Airport Frankfurt ist bewährter Umschlagplatz für kühlbedürftige Pharmaprodukte
Der Frankfurter Flughafen läuft sich warm. Er ist schon jetzt Umschlagplatz für Luftfracht von kühlbedürftigen Pharmaprodukten in Europa. „Wir bereiten uns auf Im- und Export gleichermaßen vor“, sagt Fraport-Manager Max Philipp Conrady. „Wir wissen ja noch nicht, was kommt und was wo produziert wird.“ Von der Menge her sei der Corona-Impfstoff aber keine „übergroße Herausforderung“. Insgesamt stehen 13.500 Quadratmeter genau temperierbare Fläche zur Verfügung.

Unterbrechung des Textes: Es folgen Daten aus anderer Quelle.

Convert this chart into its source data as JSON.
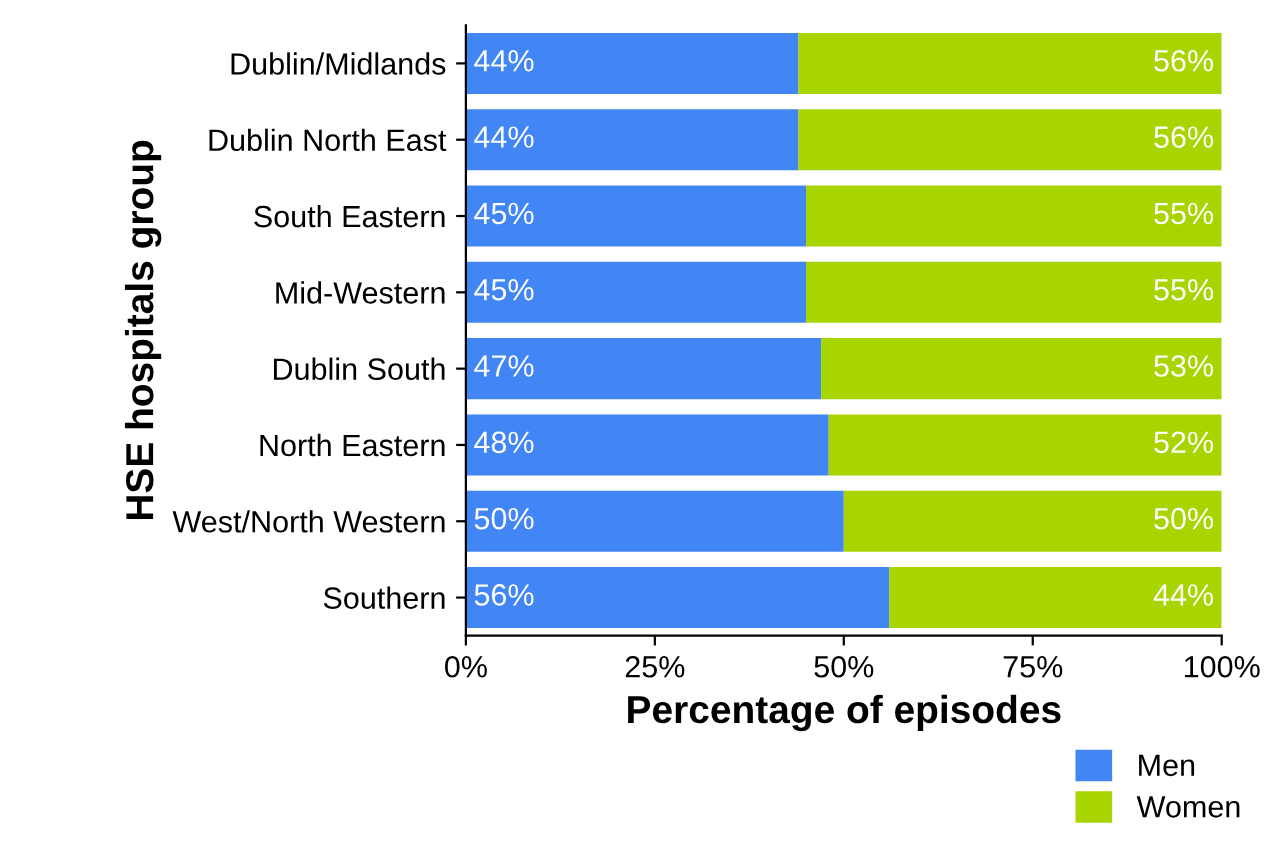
{
  "chart_data": {
    "type": "bar",
    "orientation": "horizontal",
    "stacked": true,
    "xlabel": "Percentage of episodes",
    "ylabel": "HSE hospitals group",
    "categories": [
      "Dublin/Midlands",
      "Dublin North East",
      "South Eastern",
      "Mid-Western",
      "Dublin South",
      "North Eastern",
      "West/North Western",
      "Southern"
    ],
    "series": [
      {
        "name": "Men",
        "color": "#4285f4",
        "values": [
          44,
          44,
          45,
          45,
          47,
          48,
          50,
          56
        ],
        "value_labels": [
          "44%",
          "44%",
          "45%",
          "45%",
          "47%",
          "48%",
          "50%",
          "56%"
        ]
      },
      {
        "name": "Women",
        "color": "#a8d400",
        "values": [
          56,
          56,
          55,
          55,
          53,
          52,
          50,
          44
        ],
        "value_labels": [
          "56%",
          "56%",
          "55%",
          "55%",
          "53%",
          "52%",
          "50%",
          "44%"
        ]
      }
    ],
    "xlim": [
      0,
      100
    ],
    "xticks": [
      {
        "value": 0,
        "label": "0%"
      },
      {
        "value": 25,
        "label": "25%"
      },
      {
        "value": 50,
        "label": "50%"
      },
      {
        "value": 75,
        "label": "75%"
      },
      {
        "value": 100,
        "label": "100%"
      }
    ],
    "grid": false,
    "legend": "bottom right"
  }
}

Auch die Deutsche Post DHL sieht sich gut aufgestellt: Die mehr als 180 Standorte rund um den Globus seien auf die Bedürfnisse der Pharma-Industrie zugeschnitten, verkündet das Bonner Unternehmen. Man sei in der Lage, Medikamente bis zu drei Tage lang bei konstant niedriger Temperatur (bis minus 80 Grad) zu lagern und zu transportieren.
Der Logistikkonzern Kühne+Nagel, der seine Deutschland-Zentrale in Bremen hat, ist ebenfalls bei der Verteilung dabei: „Es wird eine Herausforderung sein, aber nichts, wo wir sagen: Das ist unmöglich“, so Konzernchef Detlef Trefzger.